Pan actually looked pretty nice.

While there was too much rust on the bottom yet, I noticed a #5 on the pan handle. I knew I had a Griswold or a Wagner which impressed me as I had saved a 50 dollar collectors item.

So I heated it up again, and left it set and as I type this, it is scrubbed on the outside waiting to see if this is  a Wagner which I think it is.

I have a few statements to make on this.

Yes I did bake this pan while baking chicken to season it more. I will use hog lard as that is the premium in seasoning pans. I dislike fruit, vegetable or grain oils, as  they are thin and things tend to stick which makes things worse. Hog lard makes cast iron behave allot quicker.

All the mother or anyone had when I was a kid was #3 for eggs and #8's for frying chickens before they got to be as big as turkeys. As I started studying cast iron, I simply could not figure out why in hell people glommed onto those #3's. Yes they all had 12 kids and ate like horses so you had two eggs, ham and onion for Denver sandwiches, but it is always what I concluded to on tractors........you can do the same amount of work with a big tractor a small one, and a small on can not do the work of a big one, so why get small tractor.

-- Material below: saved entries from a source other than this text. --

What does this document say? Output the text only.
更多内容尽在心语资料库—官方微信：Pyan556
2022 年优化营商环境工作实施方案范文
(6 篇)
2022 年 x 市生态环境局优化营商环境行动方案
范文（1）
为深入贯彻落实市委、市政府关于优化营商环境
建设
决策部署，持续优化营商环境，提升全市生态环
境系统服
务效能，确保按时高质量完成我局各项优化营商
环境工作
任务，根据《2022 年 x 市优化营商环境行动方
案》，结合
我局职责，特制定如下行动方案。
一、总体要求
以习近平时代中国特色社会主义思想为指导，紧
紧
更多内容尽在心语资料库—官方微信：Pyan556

That is the way I view these smaller pans. A #5 is like a #6, you can do something with it. No you can't feed 12 kids with it, but if the kids are out at the swimming hole and ma and pa are sparking alone, that #5 can make a pile of fried potatoes, do the Denver and allot of things that a #3 could only spill food out of.

Granted, I found a fake #2 for TL and I for eggs, and I honestly love that pan. I have always wanted a #4 but cold not afford it, but for me the pans that makes sense are #2, #5, #9 in cast iron. In the day of leghorns and banties, yes that #8 fried a whole chicken, but not any more. The 8 just is enough pan and not enough pan at the same time. Get bigger than that like my 10 and 15, well it takes a hell of a burner to heat them up to work or pile of ashes out on the trail.

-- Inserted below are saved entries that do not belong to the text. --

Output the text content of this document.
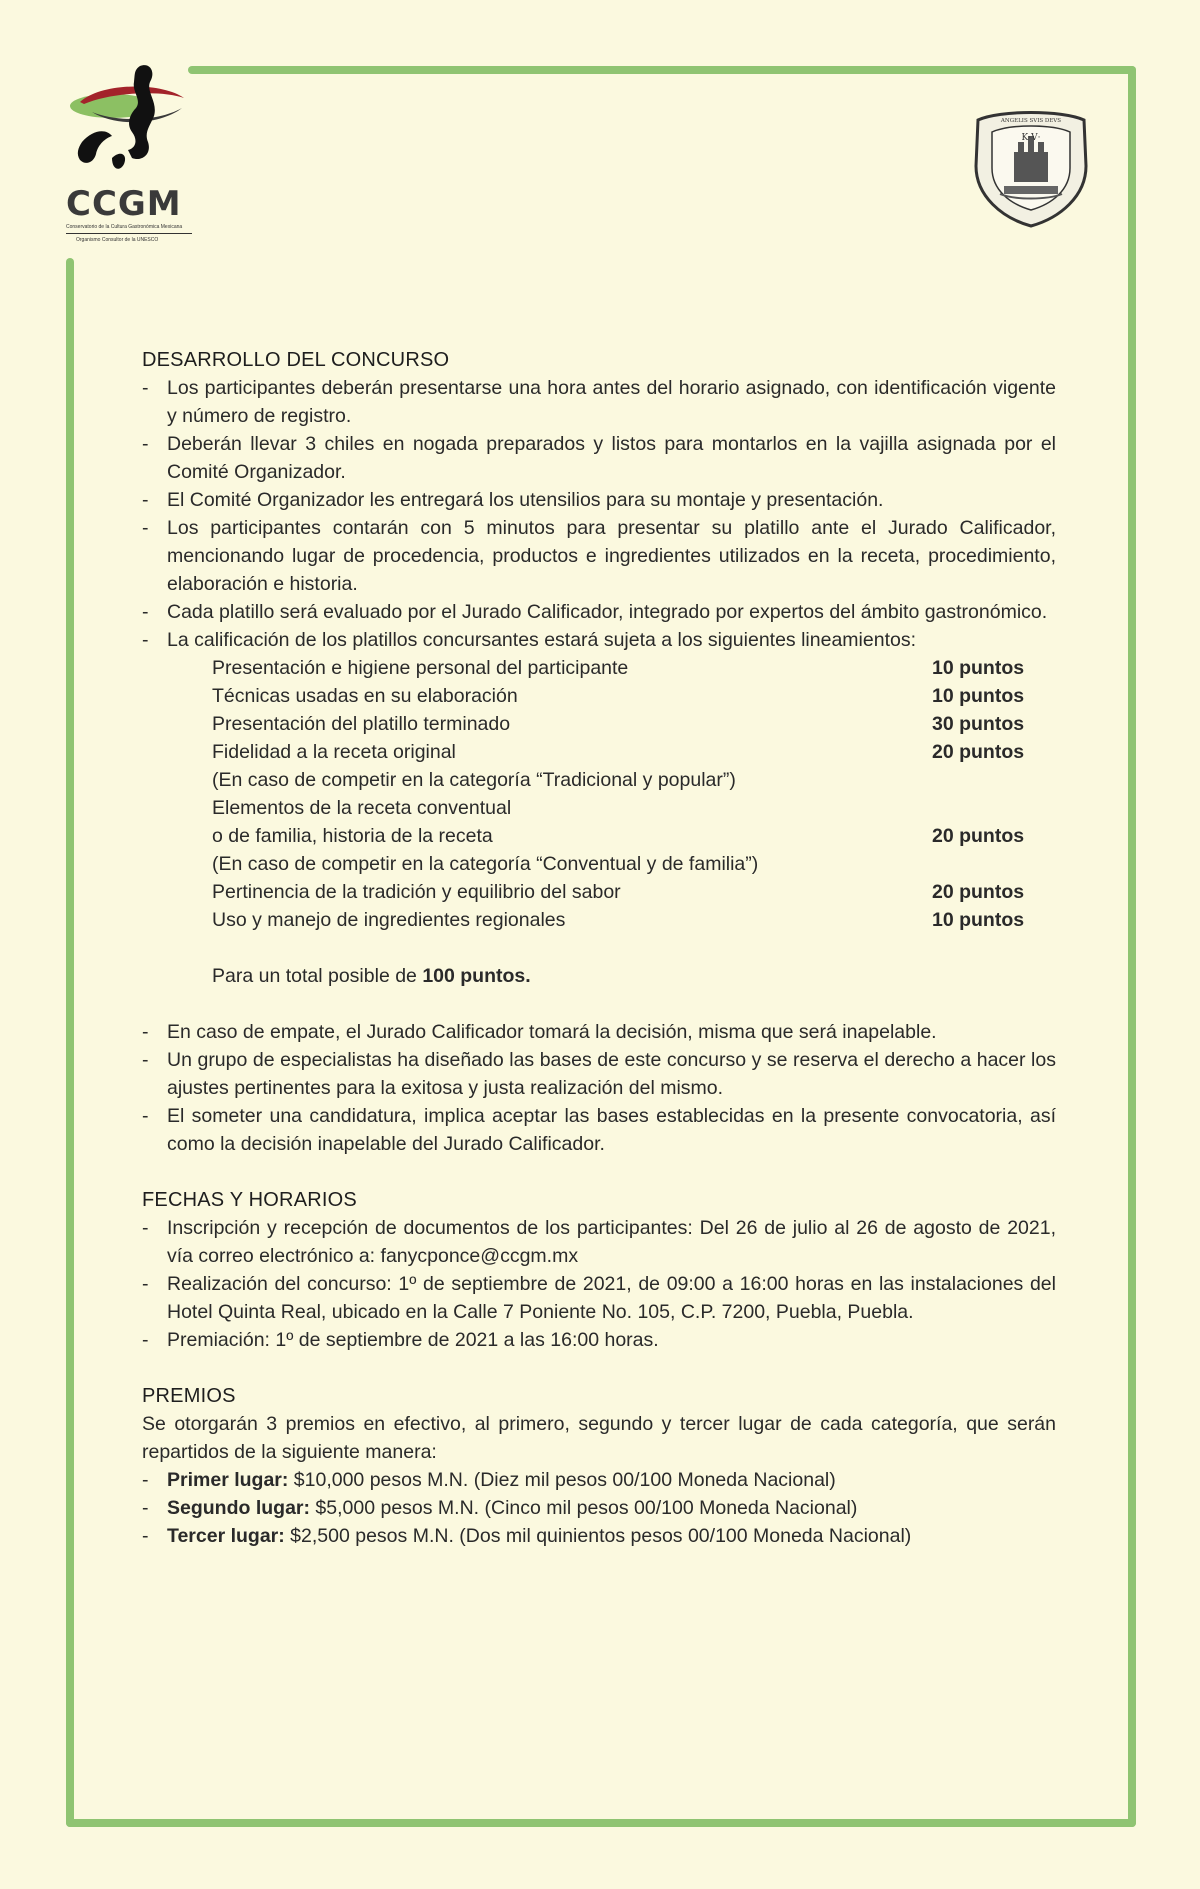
CCGM
Conservatorio de la Cultura Gastronómica Mexicana
Organismo Consultor de la UNESCO
K·V·
ANGELIS SVIS DEVS
DESARROLLO DEL CONCURSO
- Los participantes deberán presentarse una hora antes del horario asignado, con identificación vigente y número de registro.
- Deberán llevar 3 chiles en nogada preparados y listos para montarlos en la vajilla asignada por el Comité Organizador.
- El Comité Organizador les entregará los utensilios para su montaje y presentación.
- Los participantes contarán con 5 minutos para presentar su platillo ante el Jurado Calificador, mencionando lugar de procedencia, productos e ingredientes utilizados en la receta, procedimiento, elaboración e historia.
- Cada platillo será evaluado por el Jurado Calificador, integrado por expertos del ámbito gastronómico.
- La calificación de los platillos concursantes estará sujeta a los siguientes lineamientos:
Presentación e higiene personal del participante	10 puntos
Técnicas usadas en su elaboración	10 puntos
Presentación del platillo terminado	30 puntos
Fidelidad a la receta original	20 puntos
(En caso de competir en la categoría “Tradicional y popular”)
Elementos de la receta conventual
o de familia, historia de la receta	20 puntos
(En caso de competir en la categoría “Conventual y de familia”)
Pertinencia de la tradición y equilibrio del sabor	20 puntos
Uso y manejo de ingredientes regionales	10 puntos
Para un total posible de 100 puntos.
- En caso de empate, el Jurado Calificador tomará la decisión, misma que será inapelable.
- Un grupo de especialistas ha diseñado las bases de este concurso y se reserva el derecho a hacer los ajustes pertinentes para la exitosa y justa realización del mismo.
- El someter una candidatura, implica aceptar las bases establecidas en la presente convocatoria, así como la decisión inapelable del Jurado Calificador.
FECHAS Y HORARIOS
- Inscripción y recepción de documentos de los participantes: Del 26 de julio al 26 de agosto de 2021, vía correo electrónico a: fanycponce@ccgm.mx
- Realización del concurso: 1º de septiembre de 2021, de 09:00 a 16:00 horas en las instalaciones del Hotel Quinta Real, ubicado en la Calle 7 Poniente No. 105, C.P. 7200, Puebla, Puebla.
- Premiación: 1º de septiembre de 2021 a las 16:00 horas.
PREMIOS
Se otorgarán 3 premios en efectivo, al primero, segundo y tercer lugar de cada categoría, que serán repartidos de la siguiente manera:
- Primer lugar: $10,000 pesos M.N. (Diez mil pesos 00/100 Moneda Nacional)
- Segundo lugar: $5,000 pesos M.N. (Cinco mil pesos 00/100 Moneda Nacional)
- Tercer lugar: $2,500 pesos M.N. (Dos mil quinientos pesos 00/100 Moneda Nacional)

#2/s work very good on toast and suffice to overlap on English Muffins. #3 you get too much hanging out going on. Just saying in this I think that #5 is better and as our kitchen tilts so the eggs run to the corner of the pan, they kind of gather up in that corner. I realize most people do not live in shacks built by jack knife carpenters during homesteading so you do not have nuances in your luxury so a #5 might run your eggs a bit thin, but it makes up for it on your petite rations of hash browns and your little meat products you tend to think are portions.

That is about all the wisdom I care to share on that subject, but I think I might break this #5 in on pancakes and leave that Lodge begging for something to do. Hope it is not a disaster, but in cast iron conditioning, you kind of get eggs that a rust coloured or pancakes with a bit more the first times you use a pan. I'm not about to throw food away, so I eat it and get more in whatever nutrition is in rust.

These foundling pans are my new pets as my other ones got put away, so I kind of have pans that I found and a gave a home and am like a pioneer making due, and it is kind of a fun adventure not having the good stuff and seeing what comes of this stuff........well #5 is the good stuff, expensive to acquire and I like the idea of it on my stove and not on some ship to China being smelted into bombs to bomb America.